ミステリなのか怪談なのか普通の小説なのか、読者には敢えてそうしたジャンルの先入観を与えないところを見せながらも、「究極の謎」という惹句の「謎」という言葉にミステリーとルビを振っているところから、「ミステリとして読むことも可、という意味カナ」と勝手に理解して讀み始めました。
結論からいうと、充分にミステリしていて、フーダニットやホワイダニットの謎の物語としても愉しめます。またそうした読みを行うからこそ見えてくる謎の取り扱い方やホワイダニットの歪みを見ることも出来るという逸品で、堪能しました。
物語は、イヤな口をきく野郎が突然目の前に現れて、ある女のことをシツコク訊いてくる。いったいこいつは何者なのか、と思っているうちに男の術中にハマって憑きもの落としをされ、――というような展開が短編の体裁をとりながら複数回繰り返されていくという結構です。どうやらその女というのは殺人事件の被害者で犯人はまだ捕まっていないらしい、というところからフーダニットの物語として読めてしまうわけですが、……実をいうと冒頭からの大胆な伏線から、本格ミステリを読み慣れた読者であれば、案外アッサリと真相を見抜いてしまカモしれません。
実際、自分もそうだったわけですが、ただこの人物が犯人だと殺害の動機というものがサッパリ判らない。それでタイトルにもある「死ねばいいのに」という言葉に大きく絡んだある歪んだ動機が最後の最後に明らかにされるという趣向です。
改行による決め台詞は京極小説の定番的な技巧ながら、この効果は本作でも遺憾なく発揮されてい、その決め台詞が今回はタイトルにもなっている「死ねばいいのに」なわけですが、この言葉のネガティブな印象とは裏腹に極上のセラピーとして機能しているところが憑きもの落としを彷彿とさせるところなど、京極ワールドならではの愉しみどころもシッカリと添えられています。
さて、上にも書いた通り、ミステリとして読んだ場合、ホワイダニットが本作最大のキモなわけですが、ややありきたりにも見えたフーダニットの趣向が、最後の最後、奇天烈なホワイダニットの真相によって見事に反転するところも素晴らしく、それでいて結局、犯人の異様な心理の底を凡夫の我々はうかがい知ることはできないという幕引きも見事です。

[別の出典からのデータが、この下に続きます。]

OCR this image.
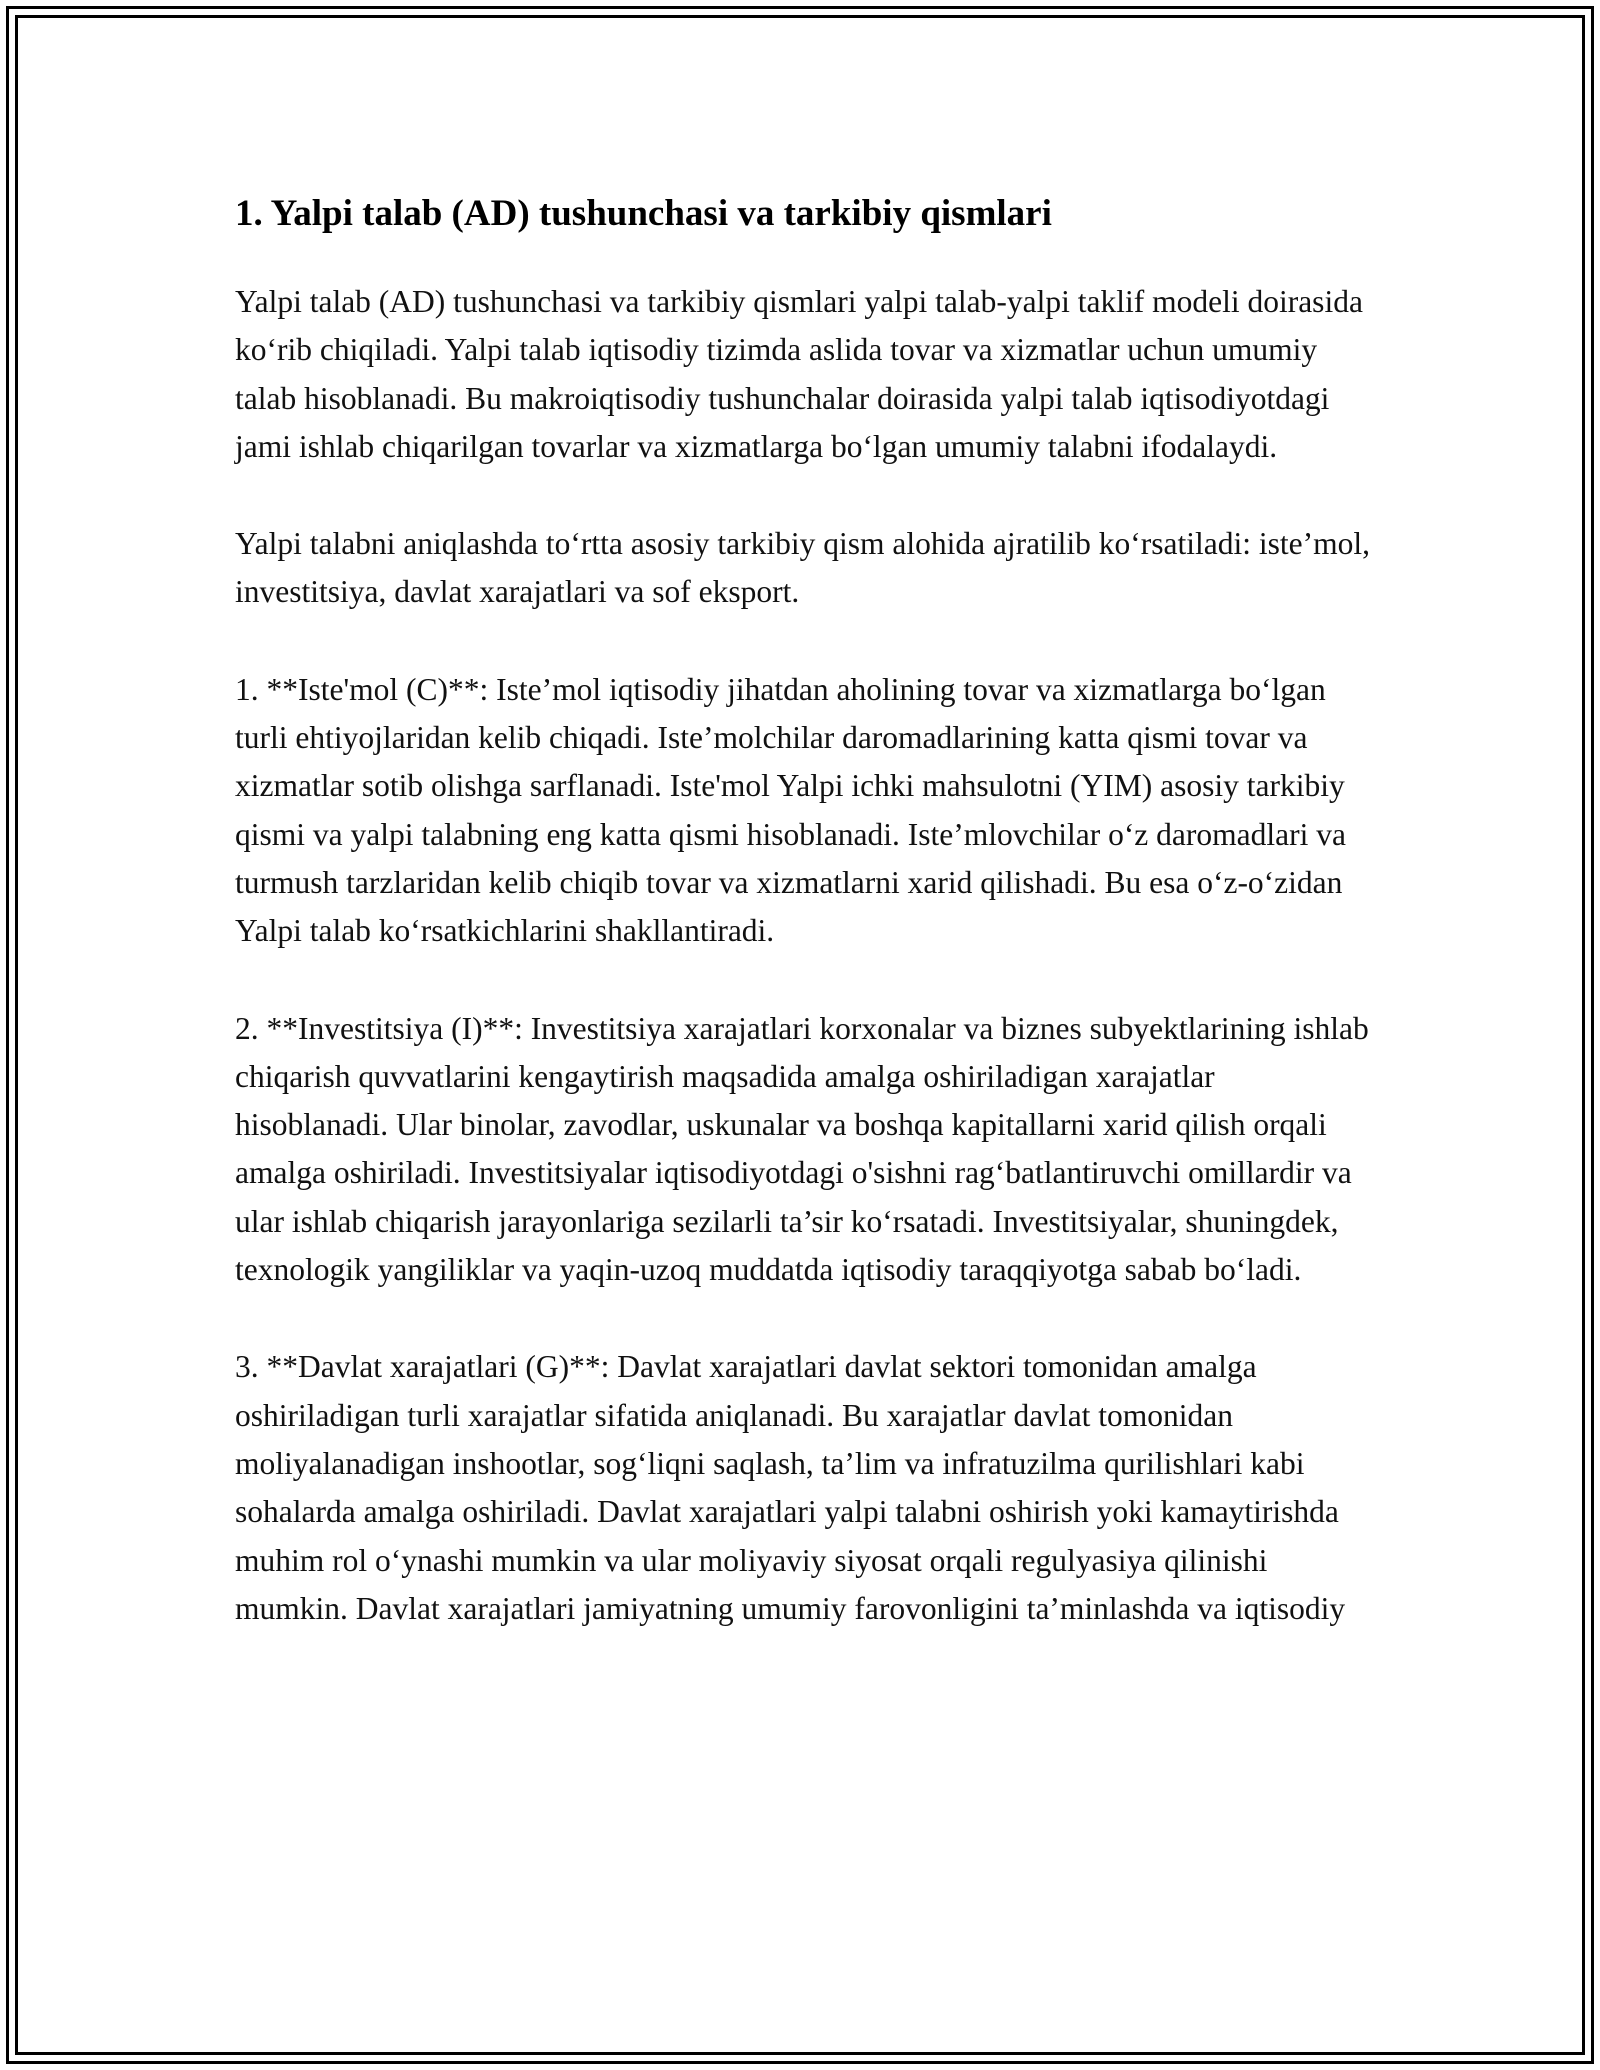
1. Yalpi talab (AD) tushunchasi va tarkibiy qismlari

Yalpi talab (AD) tushunchasi va tarkibiy qismlari yalpi talab-yalpi taklif modeli doirasida ko‘rib chiqiladi. Yalpi talab iqtisodiy tizimda aslida tovar va xizmatlar uchun umumiy talab hisoblanadi. Bu makroiqtisodiy tushunchalar doirasida yalpi talab iqtisodiyotdagi jami ishlab chiqarilgan tovarlar va xizmatlarga bo‘lgan umumiy talabni ifodalaydi.

Yalpi talabni aniqlashda to‘rtta asosiy tarkibiy qism alohida ajratilib ko‘rsatiladi: iste’mol, investitsiya, davlat xarajatlari va sof eksport.

1. **Iste'mol (C)**: Iste’mol iqtisodiy jihatdan aholining tovar va xizmatlarga bo‘lgan turli ehtiyojlaridan kelib chiqadi. Iste’molchilar daromadlarining katta qismi tovar va xizmatlar sotib olishga sarflanadi. Iste'mol Yalpi ichki mahsulotni (YIM) asosiy tarkibiy qismi va yalpi talabning eng katta qismi hisoblanadi. Iste’mlovchilar o‘z daromadlari va turmush tarzlaridan kelib chiqib tovar va xizmatlarni xarid qilishadi. Bu esa o‘z-o‘zidan Yalpi talab ko‘rsatkichlarini shakllantiradi.

2. **Investitsiya (I)**: Investitsiya xarajatlari korxonalar va biznes subyektlarining ishlab chiqarish quvvatlarini kengaytirish maqsadida amalga oshiriladigan xarajatlar hisoblanadi. Ular binolar, zavodlar, uskunalar va boshqa kapitallarni xarid qilish orqali amalga oshiriladi. Investitsiyalar iqtisodiyotdagi o'sishni rag‘batlantiruvchi omillardir va ular ishlab chiqarish jarayonlariga sezilarli ta’sir ko‘rsatadi. Investitsiyalar, shuningdek, texnologik yangiliklar va yaqin-uzoq muddatda iqtisodiy taraqqiyotga sabab bo‘ladi.

3. **Davlat xarajatlari (G)**: Davlat xarajatlari davlat sektori tomonidan amalga oshiriladigan turli xarajatlar sifatida aniqlanadi. Bu xarajatlar davlat tomonidan moliyalanadigan inshootlar, sog‘liqni saqlash, ta’lim va infratuzilma qurilishlari kabi sohalarda amalga oshiriladi. Davlat xarajatlari yalpi talabni oshirish yoki kamaytirishda muhim rol o‘ynashi mumkin va ular moliyaviy siyosat orqali regulyasiya qilinishi mumkin. Davlat xarajatlari jamiyatning umumiy farovonligini ta’minlashda va iqtisodiy
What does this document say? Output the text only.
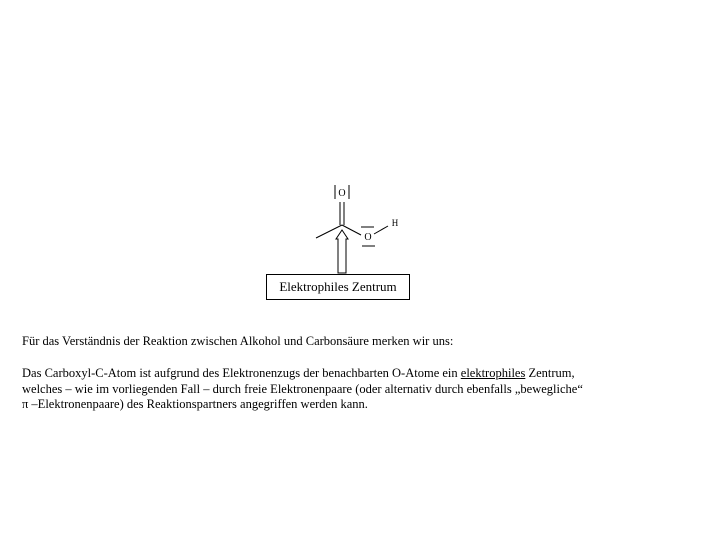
O
O
H
Elektrophiles Zentrum
Für das Verständnis der Reaktion zwischen Alkohol und Carbonsäure merken wir uns:
Das Carboxyl-C-Atom ist aufgrund des Elektronenzugs der benachbarten O-Atome ein elektrophiles Zentrum,
welches – wie im vorliegenden Fall – durch freie Elektronenpaare (oder alternativ durch ebenfalls „bewegliche“
π –Elektronenpaare) des Reaktionspartners angegriffen werden kann.
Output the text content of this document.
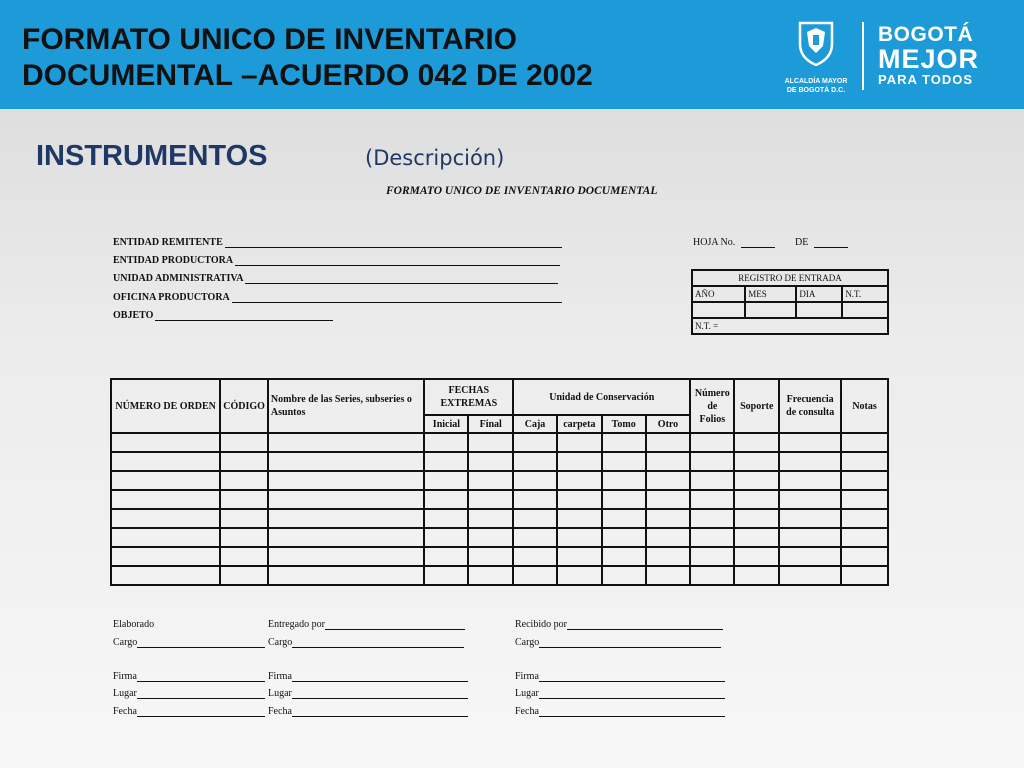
FORMATO UNICO DE INVENTARIO
DOCUMENTAL –ACUERDO 042 DE 2002	ALCALDÍA MAYOR
DE BOGOTÁ D.C.
BOGOTÁ
MEJOR
PARA TODOS
INSTRUMENTOS	(Descripción)
FORMATO UNICO DE INVENTARIO DOCUMENTAL
ENTIDAD REMITENTE
ENTIDAD PRODUCTORA
UNIDAD ADMINISTRATIVA
OFICINA PRODUCTORA
OBJETO
HOJA No.	DE
REGISTRO DE ENTRADA			
AÑO	MES	DIA	N.T.

N.T. =			
NÚMERO DE ORDEN	CÓDIGO	Nombre de las Series, subseries o Asuntos	FECHAS EXTREMAS		Unidad de Conservación				Número de Folios	Soporte	Frecuencia de consulta	Notas
			Inicial	Final	Caja	carpeta	Tomo	Otro				

Elaborado
Cargo
Firma
Lugar
Fecha
Entregado por
Cargo
Firma
Lugar
Fecha
Recibido por
Cargo
Firma
Lugar
Fecha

以下はネタバレを添えつつ、ちょっと余談。個人的にはこの犯人の動機の異様さは、何となーくジョージ秋山の「銭ゲバ」の主人公、風太郎と相通じるところがあるように思いました。確かに他殺と自殺という違いこそあれ、すべてが満たされた、幸福の絶頂にある刹那に自死を選択するという風太郎の異様な心理のベクトルを逆向きにすると、それは本作の犯人が試みた他殺になるのではないかナ、……と感じた次第。
静的な文体と台詞回しでありながら妙にネチっこく、読者の心に絡みつく風格や、シツこい詰問が最後には極上のセラピーへと転じる憑きもの落とし、さらには異様な動機を際立たせたホワイダニットの趣向など、京極小説として愉しみどころが満載の本作、京極ミステリのファンも充分に愉しむことができるのではないでしょうか。オススメ、でしょう。